Tra abusivismo edilizio e incendi boschivi
Tra gli altri temi “caldi” evidenziati dal rapporto Legambiente 2018, troviamo l'abusivismo edilizio (i dati del Cresme – Centro ricerche economiche e sociali del mercato dell’edilizia – mostrano che nel 2017 sono state costruite più di 17mila nuove case abusive, con la Lombardia al quinto posto per numero di costruzioni non autorizzate), gli attacchi alla filiera agroalimentare e principalmente nel settore ittico e della ristorazione e le aggressioni al patrimonio di biodiveristà del nostro paese.
Nel 2017 sono state 7mila le effrazioni nell'ambito del racket animale (cioè lo sfruttamento di animali per motivazioni economiche o di controllo sociale, come ad esempio i combattimenti tra animali, le corse clandestine o il contrabbando di specie protette o illegali), cioè 19 al giorno e in aumento del 18% rispetto al 2016. Nel 2017 le forze dell'ordine sono intervenute in 6.550 incendi boschivi – circa 18 al giorno in tutta la penisola – che hanno portato alla distruzione di oltre 140mila ettari di vegetazione. Infine, persistono ampie sacche di illegalità per quanto riguarda lo shopper di plastica ormai fuori legge: secondo l'Osservatorio Assobioplastiche, circa 60 buste su 100 sono ancora fuori norma.
I numeri del contrasto
«I numeri di questa nuova edizione del rapporto Ecomafia – ha dichiarato il presidente di Legambiente Stefano Ciafano – dimostrano i passi da gigante fatti grazie alla nuova normativa che ha introdotto gli ecoreati nel Codice penale, ma servono anche altri interventi, urgenti, per dare risposte concrete ai problemi del paese».
Il riferimento è alla legge n.68 del 2015 che ha introdotto nel codice penale italiano un nuovo titolo di “delitti contro l'ambiente”, innalzando le pene e le sanzioni in caso di inquinamento ambientale, disastro ambientale, traffico di materiali radioattivi e impedimento di controllo ambientale. L'ampia applicazione della normativa ha fatto sì che nel 2017 si potessero registrare concreti risultati di contrasto.
Secondo i dati del rapporto 2018 di Legambiente, infatti, lo scorso anno la legge 68 è stata applicata dalle forze dell'ordine 484 volte, portando alla denuncia di 31 persone giuridiche e 913 persone fisiche, all'arresto di 25 persone e a 106 sequestri (per un valore complessivo di oltre 11 milioni di euro).

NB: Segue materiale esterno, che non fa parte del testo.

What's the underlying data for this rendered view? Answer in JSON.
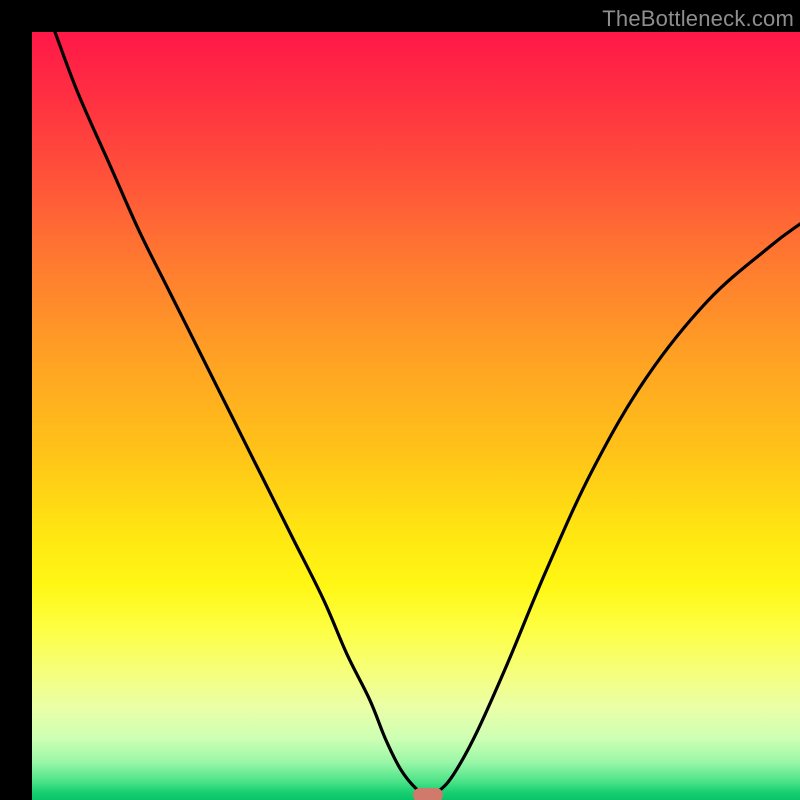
{
  "watermark": "TheBottleneck.com",
  "colors": {
    "background": "#000000",
    "gradient_top": "#ff1848",
    "gradient_bottom": "#08c468",
    "curve": "#000000",
    "marker": "#cf7a6a",
    "watermark_text": "#8e8e8e"
  },
  "chart_data": {
    "type": "line",
    "title": "",
    "xlabel": "",
    "ylabel": "",
    "xlim": [
      0,
      100
    ],
    "ylim": [
      0,
      100
    ],
    "grid": false,
    "legend": false,
    "series": [
      {
        "name": "bottleneck-curve",
        "x": [
          3,
          6,
          10,
          14,
          18,
          22,
          26,
          30,
          34,
          38,
          41,
          44,
          46,
          48,
          50,
          51.5,
          53,
          55,
          58,
          62,
          67,
          73,
          80,
          88,
          96,
          100
        ],
        "values": [
          100,
          92,
          83,
          74,
          66,
          58,
          50,
          42,
          34,
          26,
          19,
          13,
          8,
          4,
          1.5,
          0.7,
          1.2,
          3.5,
          9,
          18,
          30,
          43,
          55,
          65,
          72,
          75
        ]
      }
    ],
    "marker": {
      "x": 51.5,
      "y": 0.7
    },
    "gradient_stops": [
      {
        "pos": 0.0,
        "color": "#ff1848"
      },
      {
        "pos": 0.3,
        "color": "#ff7a30"
      },
      {
        "pos": 0.65,
        "color": "#ffe512"
      },
      {
        "pos": 0.88,
        "color": "#eaffa8"
      },
      {
        "pos": 1.0,
        "color": "#08c468"
      }
    ]
  }
}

Tra le regioni con più alto numero di contestazioni, ci sono la Sardegna (77), la Sicilia (48), il Lazio (47) e l'Umbria (47), seguite da Calabria e Puglia. Non solo: nel 2017 sono state emesse per reati ambientali 538 ordinanze di custodia cautelare, per un incremento pari al 139,5% rispetto all'anno precedente. Secondo i dati del Ministero della Giustizia, nel 2017 sono stati inoltre avviati dalle procure 614 procedimenti - nel 2016 erano stati 265 - per la fattispecie di inquinamento ambientale (361 casi), omessa bonifica (81 casi), delitti colposi contro l'ambiente (64 casi) e disastro ambientale (55 casi), a cui fanno seguito numerosi procedimenti per impedimento al controllo e traffico di materiale ad alta radioattività (rispettivamente 29 e 7 casi).